When Redwater became insolvent, it owed $5 million to provincially owned ATB Financial. Very few of the company’s wells were producing and profitable, while the rest were in need of expensive, legally required cleanup processes.

Under Alberta law, the move wouldn’t be allowed — money from the sale of Redwater’s assets should be used to return the company’s well sites to a natural state, the AER argued. However, that provincial law conflicts with a federal bankruptcy law, which gives priority in such cases to lenders.

Two lower courts found the federal law took priority over the provincial one and sided with the receiver. The Supreme Court heard the appeal, led by the AER, last February.

In the end, the Court decided there’s no conflict between the two laws, as the federal law doesn’t allow trustees of a bankrupt business to walk away from the company’s environmental liabilities. (The two dissenting judges disagreed and found the two laws are inconsistent.)
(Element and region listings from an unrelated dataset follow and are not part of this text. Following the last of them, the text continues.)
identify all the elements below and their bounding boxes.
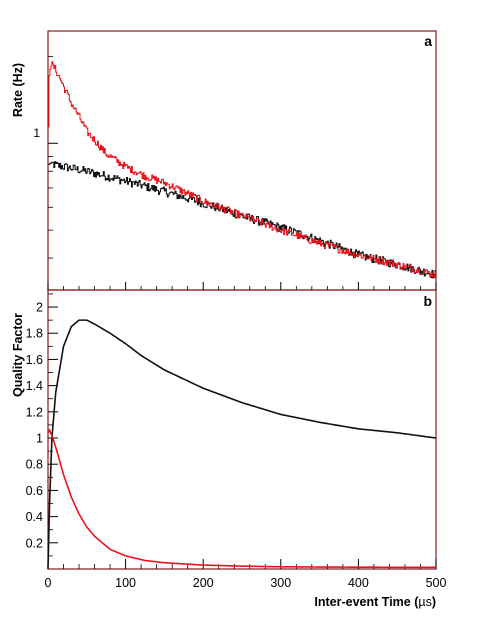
panel-a-frame — [47, 30, 437, 291]
series-b-black — [47, 319, 437, 570]
ytick-label-a-1: 1 — [33, 126, 40, 140]
ytick-label-b: 0.6 — [26, 484, 43, 498]
y-axis-title-b: Quality Factor — [11, 313, 25, 397]
ytick-label-b: 2 — [36, 301, 43, 315]
series-b-red — [47, 428, 436, 569]
series-a-red — [48, 61, 436, 278]
ytick-label-b: 0.8 — [26, 458, 43, 472]
ytick-label-b: 1.8 — [26, 327, 43, 341]
ytick-label-b: 0.2 — [26, 536, 43, 550]
panel-b-letter: b — [423, 293, 432, 309]
ytick-label-b: 0.4 — [26, 510, 43, 524]
tick-marks — [47, 56, 437, 569]
xtick-label-400: 400 — [348, 576, 369, 590]
tick-labels: 0 100 200 300 400 500 0.2 0.4 0.6 0.8 1 1.2 1.4 1.6 1.… — [26, 301, 447, 590]
panel-b-frame — [47, 289, 437, 570]
series-group — [47, 61, 437, 570]
y-axis-title-a: Rate (Hz) — [11, 63, 25, 117]
ytick-label-b: 1.2 — [26, 405, 43, 419]
xtick-label-500: 500 — [426, 576, 447, 590]
xtick-label-100: 100 — [115, 576, 136, 590]
ytick-label-b: 1.6 — [26, 353, 43, 367]
xtick-label-300: 300 — [270, 576, 291, 590]
panel-a-letter: a — [424, 33, 432, 49]
xtick-label-200: 200 — [193, 576, 214, 590]
ytick-label-b: 1.4 — [26, 379, 43, 393]
ytick-label-b: 1 — [36, 432, 43, 446]
xtick-label-0: 0 — [45, 576, 52, 590]
x-axis-title: Inter-event Time (µs) — [314, 595, 436, 609]
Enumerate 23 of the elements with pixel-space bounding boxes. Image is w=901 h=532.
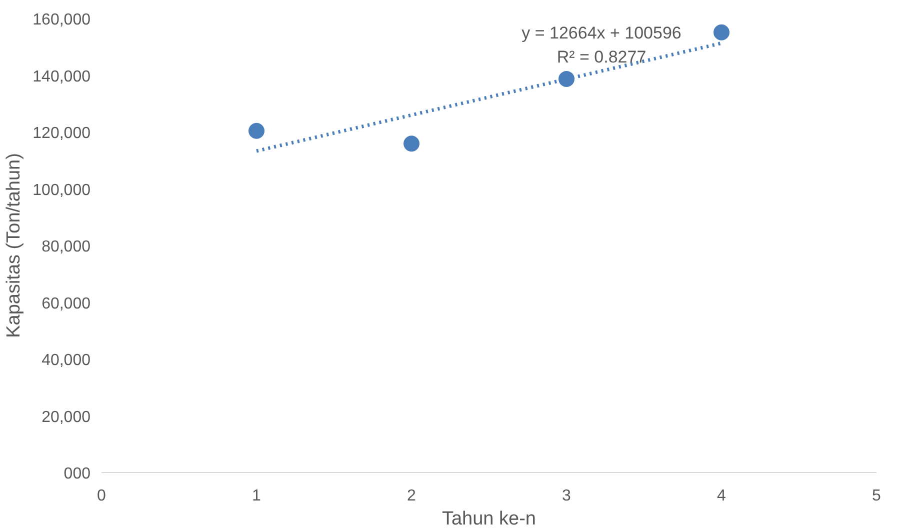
y-tick-label: 120,000 (32, 125, 91, 142)
y-tick-label: 100,000 (32, 182, 91, 199)
x-tick-label: 4 (717, 488, 726, 504)
x-tick-label: 0 (97, 488, 106, 504)
x-tick-label: 5 (872, 488, 882, 504)
y-tick-label: 160,000 (32, 12, 91, 28)
y-axis-title: Kapasitas (Ton/tahun) (4, 153, 25, 338)
annotation: y = 12664x + 100596 (522, 24, 682, 42)
x-axis-title: Tahun ke-n (442, 508, 536, 530)
y-tick-label: 20,000 (42, 408, 91, 426)
y-tick-label: 80,000 (42, 238, 91, 256)
y-tick-label: 60,000 (42, 295, 91, 312)
x-tick-label: 1 (252, 488, 262, 504)
point (404, 136, 420, 152)
x-tick-label: 2 (407, 488, 416, 504)
annotation: R² = 0.8277 (556, 48, 646, 66)
x-tick-label: 3 (562, 488, 572, 504)
point (558, 70, 574, 87)
y-tick-label: 140,000 (32, 68, 91, 86)
y-tick-label: 000 (64, 466, 91, 482)
point (248, 122, 264, 139)
y-tick-label: 40,000 (42, 352, 91, 369)
point (714, 24, 730, 40)
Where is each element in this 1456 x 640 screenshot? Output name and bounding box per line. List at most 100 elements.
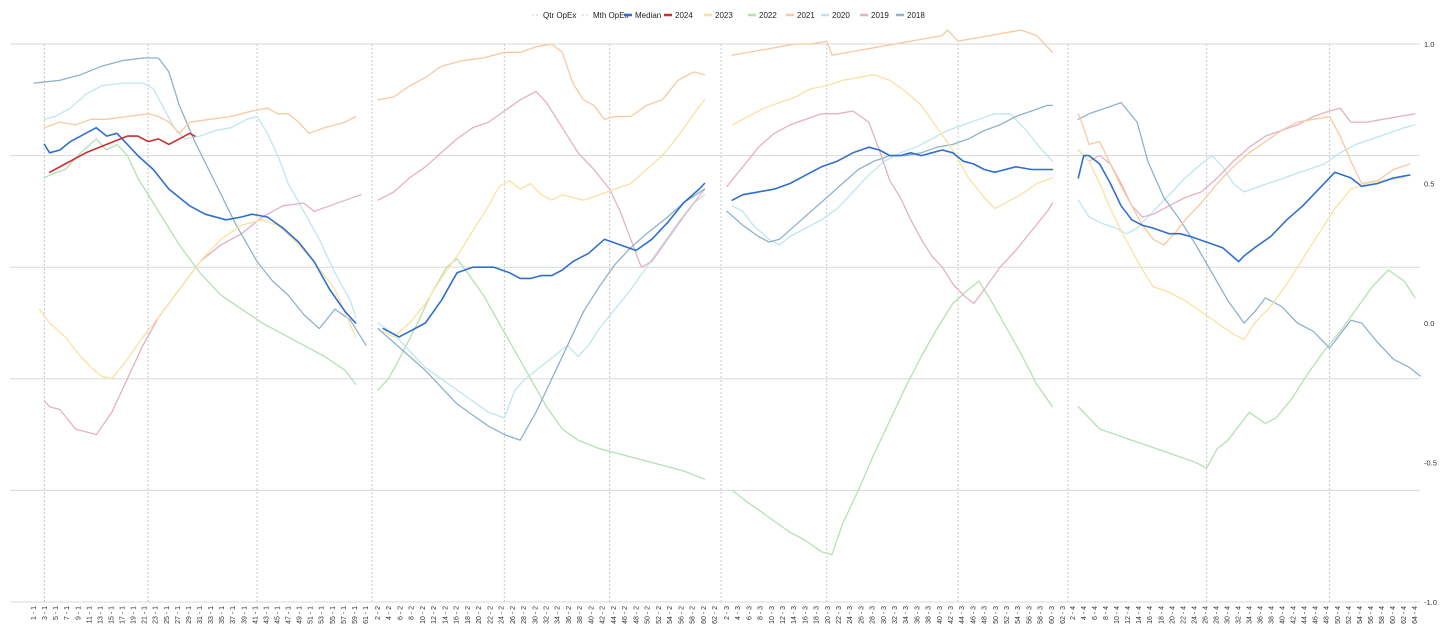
gridlines xyxy=(10,43,1420,603)
x-tick-label: 22 - 4 xyxy=(1180,606,1187,624)
x-tick-label: 46 - 4 xyxy=(1313,606,1320,624)
x-tick-label: 51 - 1 xyxy=(308,606,315,624)
legend-item[interactable]: 2022 xyxy=(748,11,777,20)
x-tick-label: 60 - 2 xyxy=(701,606,708,624)
series-line-2019-q1 xyxy=(43,194,362,436)
x-tick-label: 58 - 4 xyxy=(1379,606,1386,624)
x-tick-label: 34 - 4 xyxy=(1247,606,1254,624)
x-tick-label: 14 - 2 xyxy=(442,606,449,624)
series-line-2022-q2 xyxy=(377,258,706,480)
x-tick-label: 56 - 4 xyxy=(1368,606,1375,624)
y-tick-label: 0.5 xyxy=(1424,180,1434,189)
x-tick-label: 43 - 1 xyxy=(263,606,270,624)
x-tick-label: 33 - 1 xyxy=(208,606,215,624)
x-tick-label: 28 - 2 xyxy=(521,606,528,624)
x-tick-label: 44 - 4 xyxy=(1302,606,1309,624)
x-tick-label: 2 - 3 xyxy=(724,606,731,620)
x-tick-label: 8 - 2 xyxy=(409,606,416,620)
x-tick-label: 36 - 3 xyxy=(914,606,921,624)
x-tick-label: 58 - 3 xyxy=(1038,606,1045,624)
x-tick-label: 60 - 3 xyxy=(1049,606,1056,624)
legend-label: Qtr OpEx xyxy=(543,11,576,20)
legend-item[interactable]: Mth OpEx xyxy=(582,11,629,20)
x-tick-label: 54 - 3 xyxy=(1015,606,1022,624)
y-axis-ticks: 1.0 0.5 0.0 -0.5 -1.0 xyxy=(1424,40,1437,607)
x-tick-label: 48 - 2 xyxy=(633,606,640,624)
x-tick-label: 12 - 4 xyxy=(1125,606,1132,624)
legend-item[interactable]: 2024 xyxy=(664,11,693,20)
x-tick-label: 26 - 3 xyxy=(858,606,865,624)
legend-item[interactable]: 2019 xyxy=(860,11,889,20)
series-line-median-q3 xyxy=(731,146,1054,201)
x-tick-label: 20 - 2 xyxy=(476,606,483,624)
x-tick-label: 47 - 1 xyxy=(286,606,293,624)
legend-item[interactable]: 2021 xyxy=(786,11,815,20)
x-tick-label: 55 - 1 xyxy=(330,606,337,624)
x-tick-label: 8 - 3 xyxy=(758,606,765,620)
legend-item[interactable]: Median xyxy=(624,11,661,20)
legend-label: 2020 xyxy=(832,11,850,20)
legend-item[interactable]: 2018 xyxy=(896,11,925,20)
x-tick-label: 11 - 1 xyxy=(86,606,93,623)
x-tick-label: 15 - 1 xyxy=(109,606,116,624)
x-tick-label: 50 - 4 xyxy=(1335,606,1342,624)
x-tick-label: 25 - 1 xyxy=(164,606,171,624)
x-tick-label: 41 - 1 xyxy=(252,606,259,624)
x-tick-label: 2 - 4 xyxy=(1070,606,1077,620)
x-tick-label: 16 - 4 xyxy=(1147,606,1154,624)
x-tick-label: 58 - 2 xyxy=(690,606,697,624)
series-line-2021-q3 xyxy=(731,29,1054,56)
series-line-2021-q2 xyxy=(377,43,706,120)
legend-item[interactable]: 2020 xyxy=(821,11,850,20)
x-tick-label: 36 - 4 xyxy=(1258,606,1265,624)
x-tick-label: 32 - 2 xyxy=(544,606,551,624)
series-line-median-q2 xyxy=(382,182,706,338)
x-tick-label: 17 - 1 xyxy=(120,606,127,624)
x-tick-label: 28 - 3 xyxy=(870,606,877,624)
series-line-2018-q1 xyxy=(33,57,367,346)
y-tick-label: -1.0 xyxy=(1424,598,1437,607)
x-tick-label: 45 - 1 xyxy=(275,606,282,624)
x-tick-label: 38 - 3 xyxy=(926,606,933,624)
x-tick-label: 12 - 2 xyxy=(431,606,438,624)
x-tick-label: 44 - 3 xyxy=(959,606,966,624)
x-tick-label: 48 - 4 xyxy=(1324,606,1331,624)
x-tick-label: 54 - 4 xyxy=(1357,606,1364,624)
series-line-2021-q4 xyxy=(1077,113,1411,246)
x-tick-label: 3 - 1 xyxy=(42,606,49,620)
x-tick-label: 40 - 4 xyxy=(1280,606,1287,624)
series-line-2023-q2 xyxy=(382,99,706,338)
series-line-2020-q2 xyxy=(377,194,706,419)
x-tick-label: 36 - 2 xyxy=(566,606,573,624)
x-tick-label: 57 - 1 xyxy=(341,606,348,624)
x-tick-label: 52 - 3 xyxy=(1004,606,1011,624)
series-line-2020-q3 xyxy=(731,113,1054,246)
x-tick-label: 31 - 1 xyxy=(197,606,204,624)
y-tick-label: 0.0 xyxy=(1424,319,1434,328)
x-axis-ticks: 1 - 1 3 - 1 5 - 1 7 - 1 9 - 1 11 - 1 13 - 1 15 … xyxy=(31,606,1419,624)
series-line-median-q1 xyxy=(43,126,357,324)
y-tick-label: -0.5 xyxy=(1424,459,1437,468)
x-tick-label: 4 - 4 xyxy=(1081,606,1088,620)
legend-label: 2023 xyxy=(715,11,733,20)
x-tick-label: 14 - 3 xyxy=(791,606,798,624)
x-tick-label: 42 - 2 xyxy=(600,606,607,624)
series-line-2022-q1 xyxy=(43,138,357,386)
legend-item[interactable]: 2023 xyxy=(704,11,733,20)
x-tick-label: 35 - 1 xyxy=(219,606,226,624)
x-tick-label: 30 - 4 xyxy=(1225,606,1232,624)
x-tick-label: 44 - 2 xyxy=(611,606,618,624)
legend-label: 2018 xyxy=(907,11,925,20)
x-tick-label: 62 - 4 xyxy=(1401,606,1408,624)
x-tick-label: 37 - 1 xyxy=(230,606,237,624)
x-tick-label: 60 - 4 xyxy=(1390,606,1397,624)
x-tick-label: 30 - 2 xyxy=(532,606,539,624)
x-tick-label: 42 - 4 xyxy=(1291,606,1298,624)
legend-item[interactable]: Qtr OpEx xyxy=(532,11,576,20)
series-line-2019-q2 xyxy=(377,90,706,268)
x-tick-label: 39 - 1 xyxy=(241,606,248,624)
x-tick-label: 53 - 1 xyxy=(319,606,326,624)
series-line-2024-q1 xyxy=(48,132,196,174)
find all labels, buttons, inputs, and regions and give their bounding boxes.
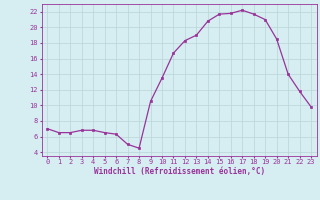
X-axis label: Windchill (Refroidissement éolien,°C): Windchill (Refroidissement éolien,°C) bbox=[94, 167, 265, 176]
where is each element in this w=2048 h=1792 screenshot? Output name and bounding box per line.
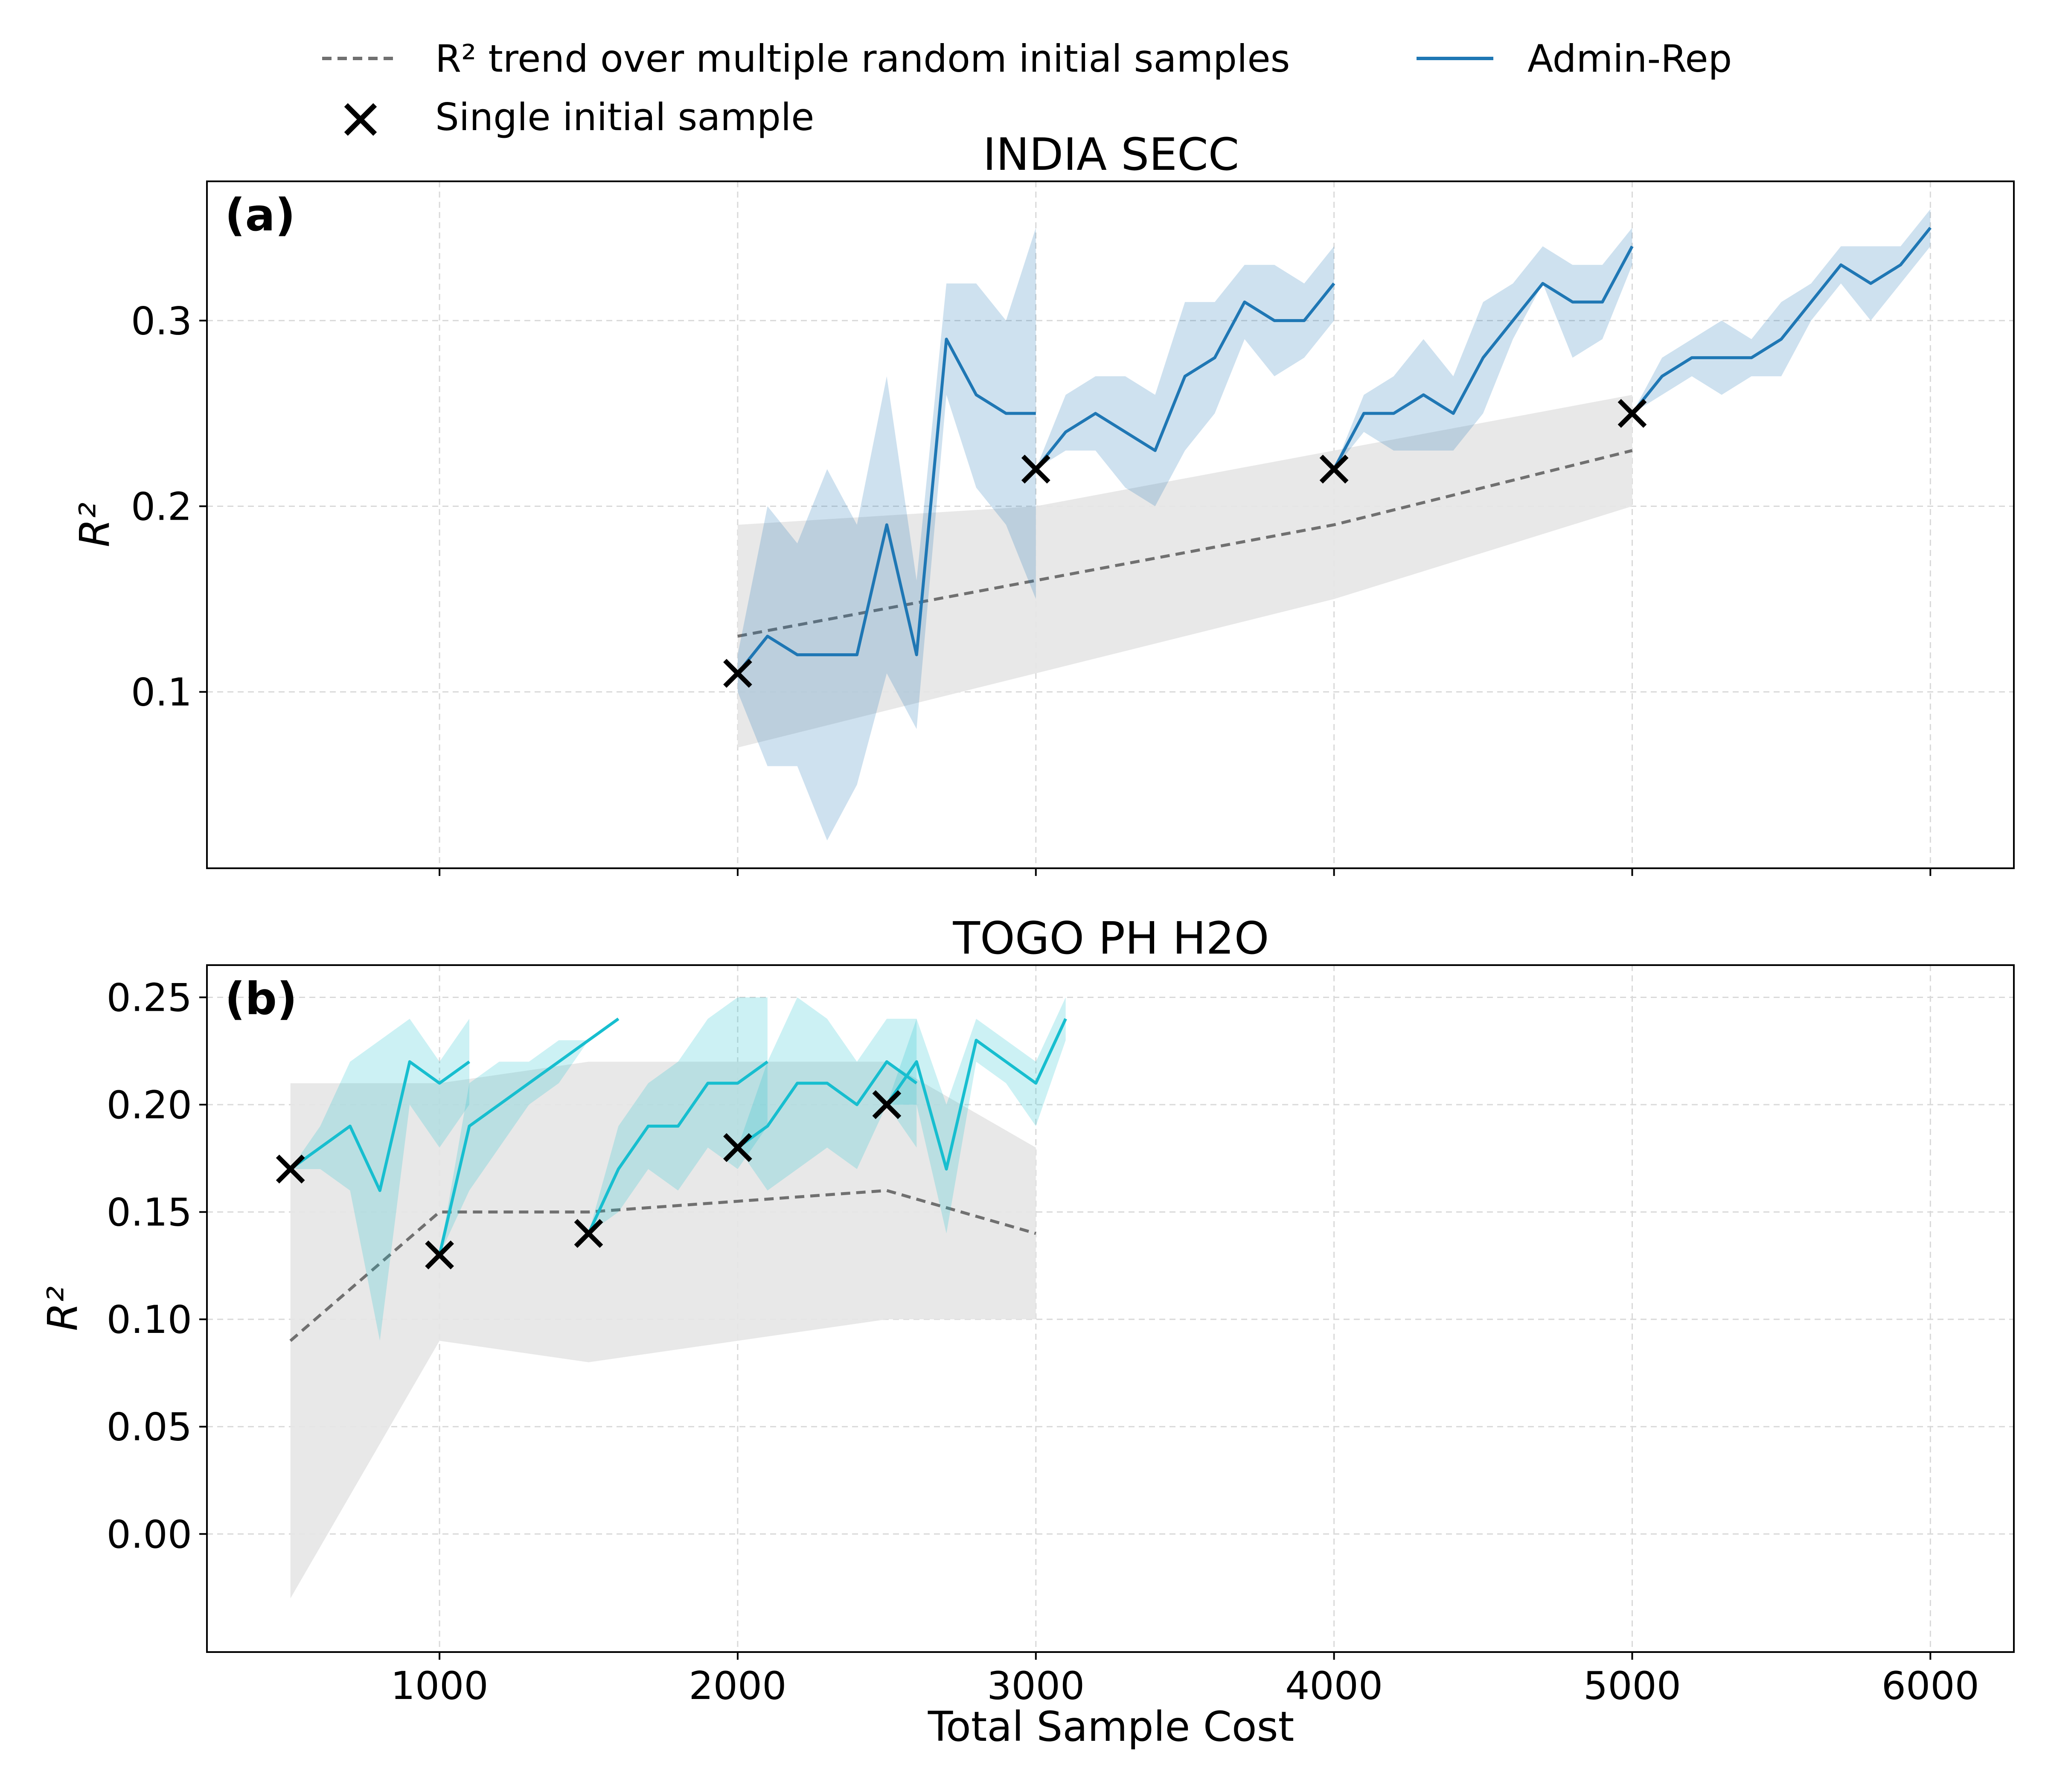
panel-a-method-band-4 [1632, 209, 1931, 413]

Though widely hailed as a victory by environmental groups, some noted that the decision doesn’t solve broader issues caused by insolvent companies’ environmental obligations.

“While the Supreme Court’s decision ensures bankrupt companies’ remaining assets first go to clean up, those assets are often insufficient to cover full costs,” wrote Jodi McNeill, a policy analyst at the Pembina Institute, a think tank focused on clean energy policy.

The case has attracted national attention and input from a wide variety of intervenors, third-parties who the court allows to make arguments in a case. The list includes provinces concerned about the implications — Saskatchewan, British Columbia, and Ontario — as well as environmental groups, Alberta farmers concerned about wells on their land, and the Canadian Association of Petroleum Producers (CAPP).

In its filings, ATB Financial suggested the fault lies with Alberta’s regulatory system, which unlike other jurisdictions, doesn’t require upfront bonds to cover cleanup costs. At the time it went bankrupt, the AER hadn’t required Redwater to post any financial security.

The reversal of the lower court decision could also drive away investment in the already-struggling energy sector, ATB Financial argued.

However, the AER argued that the impact of dismissing its appeal would be “catastrophic,” potentially putting the public on the hook for “billions of dollars in environmental costs.” Not only would it undermine a long-standing system, the regulator said, it could drive up the number of orphan wells, encouraging lenders to place companies into insolvency and dump weak assets.

CAPP also sided with the regulator, saying a dismissal of the appeal would unfairly push the financial burden onto responsible companies.

In November, a joint investigation involving the Star found the cost of cleaning up Alberta’s oil and gas wells could reach $100 billion. So far, the AER has collected $200 million in security.

Meanwhile, the Orphan Well Association currently has more than 3,000 wells in its inventory, up from about 700 in 2015. The Supreme Court’s decision notes it may take a generation to complete the cleanup of the association’s current backlog.